In vetoing HB 3736 he noted that he had called for “meaningful ethics reform” at the beginning of the session.

“Provisions in this bill would reduce Texans' trust in their elected officials,” Abbott said.

“I will not be a part of weakening our ethics laws. Serious ethics reform must be addressed next session - the right way. Texans deserve better.”

Abbott also vetoed bills that would have closed the public’s access to criminal history information – SB 130 by Sen. Royce West, D-Dallas and HB 3579 by Rep. Robert Alonzo, D-Dallas.  

Alonzo’s bill included elements of another criminal history bill, HB 329 by Rep. Gene Wu, D-Houston.
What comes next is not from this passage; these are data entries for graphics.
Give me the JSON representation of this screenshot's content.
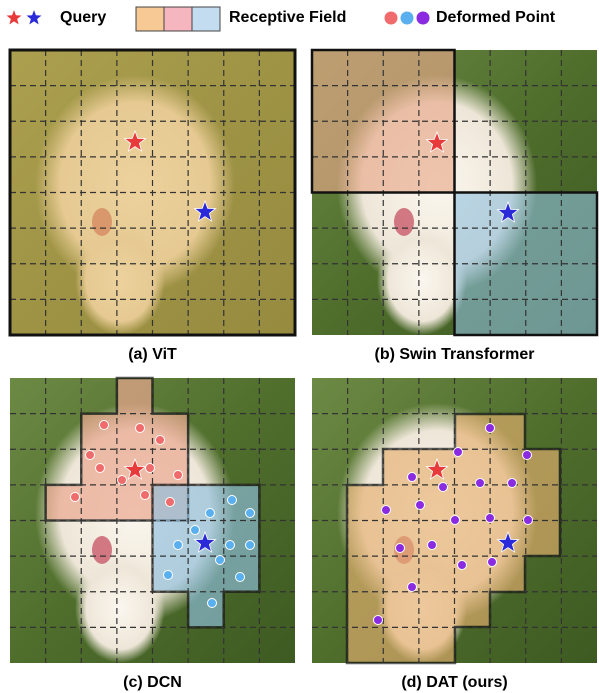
{
  "legend": {
    "query": "Query",
    "receptive_field": "Receptive Field",
    "deformed_point": "Deformed Point"
  },
  "panels": [
    {
      "caption": "(a) ViT"
    },
    {
      "caption": "(b) Swin Transformer"
    },
    {
      "caption": "(c) DCN"
    },
    {
      "caption": "(d) DAT (ours)"
    }
  ]
}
Abbott was forceful in his veto message for HB 3579 saying the bill “goes too far by allowing courts to expunge dismissed criminal charges-including serious felony charges-even when the defendant was convicted of other, related charges.”

He said it was a problem because “dismissal of a criminal charge is not necessarily an indicator of the defendant's innocence of that crime, particularly when a multi-charge arrest results in a plea agreement” and unlike orders of non-disclosure, which seal records from public view, expunction seals the records even from law enforcement.
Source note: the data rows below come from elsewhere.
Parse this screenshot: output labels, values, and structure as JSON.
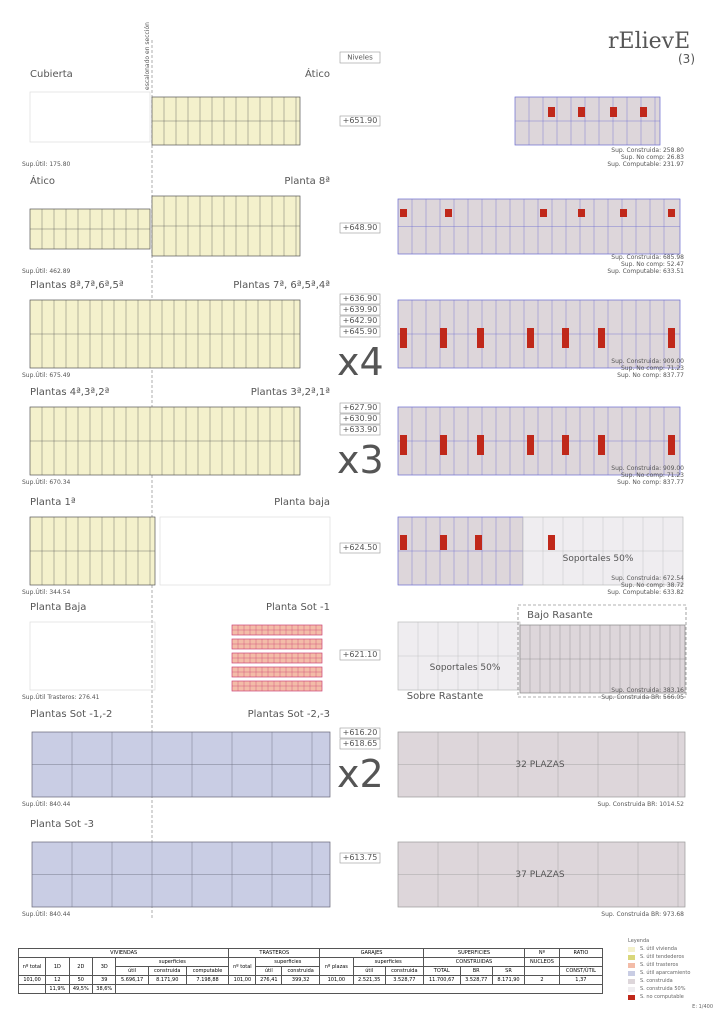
{
  "header": {
    "logo": "rElievE",
    "number": "(3)",
    "levels_heading": "Niveles",
    "section_note": "escalonado en sección"
  },
  "rows": [
    {
      "left_title": "Cubierta",
      "right_title": "Ático",
      "levels": [
        "+651.90"
      ],
      "left_sup": "Sup.Útil: 175.80",
      "right_sup": [
        "Sup. Construida: 258.80",
        "Sup. No comp: 26.83",
        "Sup. Computable: 231.97"
      ]
    },
    {
      "left_title": "Ático",
      "right_title": "Planta 8ª",
      "levels": [
        "+648.90"
      ],
      "left_sup": "Sup.Útil: 462.89",
      "right_sup": [
        "Sup. Construida: 685.98",
        "Sup. No comp: 52.47",
        "Sup. Computable: 633.51"
      ]
    },
    {
      "left_title": "Plantas 8ª,7ª,6ª,5ª",
      "right_title": "Plantas 7ª, 6ª,5ª,4ª",
      "levels": [
        "+636.90",
        "+639.90",
        "+642.90",
        "+645.90"
      ],
      "multiplier": "x4",
      "left_sup": "Sup.Útil: 675.49",
      "right_sup": [
        "Sup. Construida: 909.00",
        "Sup. No comp: 71.23",
        "Sup. No comp: 837.77"
      ]
    },
    {
      "left_title": "Plantas 4ª,3ª,2ª",
      "right_title": "Plantas 3ª,2ª,1ª",
      "levels": [
        "+627.90",
        "+630.90",
        "+633.90"
      ],
      "multiplier": "x3",
      "left_sup": "Sup.Útil: 670.34",
      "right_sup": [
        "Sup. Construida: 909.00",
        "Sup. No comp: 71.23",
        "Sup. No comp: 837.77"
      ]
    },
    {
      "left_title": "Planta 1ª",
      "right_title": "Planta baja",
      "levels": [
        "+624.50"
      ],
      "left_sup": "Sup.Útil: 344.54",
      "notes": [
        "Soportales 50%"
      ],
      "right_sup": [
        "Sup. Construida: 672.54",
        "Sup. No comp: 38.72",
        "Sup. Computable: 633.82"
      ]
    },
    {
      "left_title": "Planta Baja",
      "right_title": "Planta Sot -1",
      "levels": [
        "+621.10"
      ],
      "left_sup": "Sup.Útil Trasteros: 276.41",
      "notes": [
        "Soportales 50%",
        "Bajo Rasante",
        "Sobre Rastante"
      ],
      "right_sup": [
        "Sup. Construida: 383.16",
        "Sup. Construida BR: 566.05"
      ]
    },
    {
      "left_title": "Plantas Sot -1,-2",
      "right_title": "Plantas Sot -2,-3",
      "levels": [
        "+616.20",
        "+618.65"
      ],
      "multiplier": "x2",
      "left_sup": "Sup.Útil: 840.44",
      "notes": [
        "32 PLAZAS"
      ],
      "right_sup": [
        "Sup. Construida BR: 1014.52"
      ]
    },
    {
      "left_title": "Planta Sot -3",
      "levels": [
        "+613.75"
      ],
      "left_sup": "Sup.Útil: 840.44",
      "notes": [
        "37 PLAZAS"
      ],
      "right_sup": [
        "Sup. Construida BR: 973.68"
      ]
    }
  ],
  "table": {
    "groups": [
      "VIVIENDAS",
      "TRASTEROS",
      "GARAJES",
      "SUPERFICIES",
      "Nº",
      "RATIO"
    ],
    "subheads": [
      "nº total",
      "1D",
      "2D",
      "3D",
      "superficies",
      "nº total",
      "superficies",
      "nº plazas",
      "superficies",
      "CONSTRUIDAS",
      "NUCLEOS"
    ],
    "columns": [
      "útil",
      "construida",
      "computable",
      "útil",
      "construida",
      "útil",
      "construida",
      "TOTAL",
      "BR",
      "SR",
      "CONST/ÚTIL"
    ],
    "values": [
      "101,00",
      "12",
      "50",
      "39",
      "5.696,17",
      "8.171,90",
      "7.198,88",
      "101,00",
      "276,41",
      "399,32",
      "101,00",
      "2.521,35",
      "3.528,77",
      "11.700,67",
      "3.528,77",
      "8.171,90",
      "2",
      "1,37"
    ],
    "percentages": [
      "11,9%",
      "49,5%",
      "38,6%"
    ]
  },
  "legend": {
    "title": "Leyenda",
    "items": [
      {
        "label": "S. útil vivienda",
        "color": "#f4f1cc"
      },
      {
        "label": "S. útil tendederos",
        "color": "#d9d77a"
      },
      {
        "label": "S. útil trasteros",
        "color": "#f3bca8"
      },
      {
        "label": "S. útil aparcamiento",
        "color": "#c9cde4"
      },
      {
        "label": "S. construida",
        "color": "#ddd6da"
      },
      {
        "label": "S. construida 50%",
        "color": "#efedf0"
      },
      {
        "label": "S. no computable",
        "color": "#c0281a"
      }
    ],
    "scale": "E: 1/400"
  }
}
“Under House Bill 3579, even those convicted of serious felonies could have parts of their criminal record expunged. This would deprive law enforcement of information about the offense history of habitual criminals, which may be useful in the investigation of future crimes.”

In vetoing SB 130, Abbott said the state interest in reintegrating one-time, petty offenders must be balanced with an employer's right to know what they are getting when they make a hire.

“Senate Bill 130 goes too far because it would permit individuals who have committed even serious felonies (including crimes like manslaughter, arson, enticing of a child, and improper photography of a minor) to hide their heinous acts from employers,” Abbott said.

He also noted that the bill placed no limits on the number of times repeat offenders can attempt to erase their past.